A história se espalhou rapidamente, alimentando teorias sobre universos paralelos, viagens no tempo e até acobertamentos governamentais. No entanto, após uma análise detalhada, foi possível comprovar que o caso da “passageira de Torenza” não é real. Nenhuma autoridade norte-americana confirmou a ocorrência do fato, e o vídeo original não foi gravado no aeroporto JFK.
De acordo com verificações realizadas por especialistas em checagem de fatos, o conteúdo foi retirado de um programa de televisão norte-americano chamado Airline, que mostrava o cotidiano de funcionários de companhias aéreas. No episódio original, exibido há mais de uma década, a mulher em questão não fala inglês e enfrenta dificuldades de comunicação, mas em nenhum momento apresenta um passaporte falso ou menciona o nome “Torenza”.

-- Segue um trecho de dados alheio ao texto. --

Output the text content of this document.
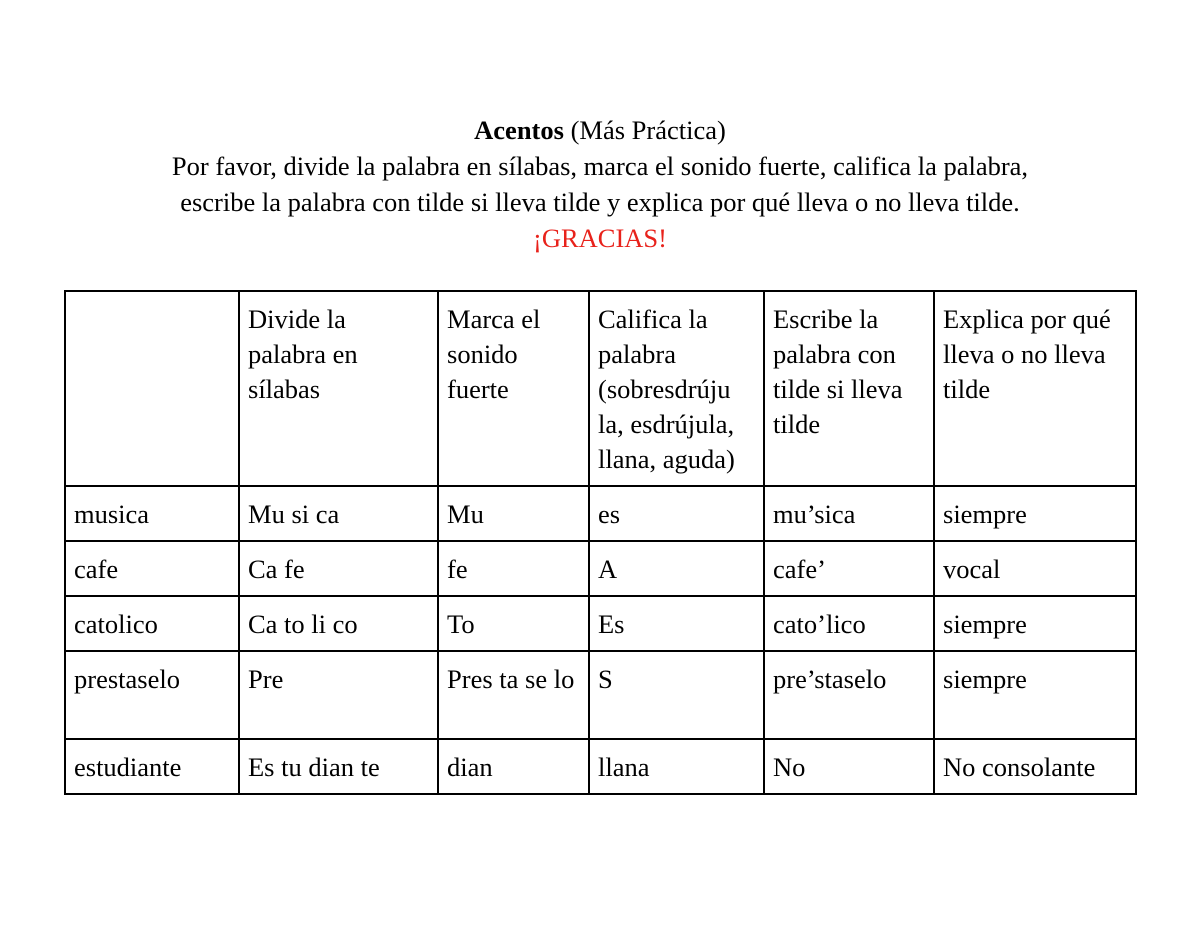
Acentos (Más Práctica)
Por favor, divide la palabra en sílabas, marca el sonido fuerte, califica la palabra,
escribe la palabra con tilde si lleva tilde y explica por qué lleva o no lleva tilde.
¡GRACIAS!
	Divide la palabra en sílabas	Marca el sonido fuerte	Califica la palabra (sobresdrúju la, esdrújula, llana, aguda)	Escribe la palabra con tilde si lleva tilde	Explica por qué lleva o no lleva tilde
musica	Mu si ca	Mu	es	mu’sica	siempre
cafe	Ca fe	fe	A	cafe’	vocal
catolico	Ca to li co	To	Es	cato’lico	siempre
prestaselo	Pre	Pres ta se lo	S	pre’staselo	siempre
estudiante	Es tu dian te	dian	llana	No	No consolante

O que há de verdade por trás da lenda
A história da “passageira de Torenza” é inspirada em uma lenda urbana muito mais antiga: o caso do “Homem de Taured”. Segundo a narrativa, em 1954 um homem teria desembarcado em Tóquio portando um passaporte de um país inexistente chamado Taured. Ele teria sido levado para um hotel sob vigilância e, na manhã seguinte, desaparecido sem deixar rastros.
Essa história, no entanto, também tem uma origem mais racional. Documentos históricos mostram que, em 1959, um homem chamado John Allen Kuchar Zegrus foi preso no Japão por falsificação de passaporte. Ele alegava ser natural de uma nação africana chamada “Taured”, mas as investigações mostraram que o documento era fraudulento. Zegrus foi condenado a um ano de prisão, e seu caso acabou inspirando a criação da lenda que persiste até hoje.
O vídeo recente que menciona “Torenza” segue a mesma fórmula: mistura de elementos verossímeis, ambientação realista e ausência de fontes verificáveis. O resultado é uma narrativa convincente que se espalha rapidamente nas redes. A diferença é que, agora, a tecnologia de edição e as ferramentas de inteligência artificial tornam mais fácil criar conteúdos que aparentam autenticidade.
Especialistas em comunicação digital alertam que esse tipo de material é produzido justamente para gerar engajamento, cliques e compartilhamentos. A combinação entre mistério, viagem e desaparecimento desperta curiosidade, mesmo quando os fatos não se sustentam.
O próprio aeroporto JFK divulgou uma nota desmentindo o caso. Segundo as autoridades, não existe registro de nenhuma mulher com passaporte de “Torenza”, tampouco qualquer ocorrência de desaparecimento nas circunstâncias descritas.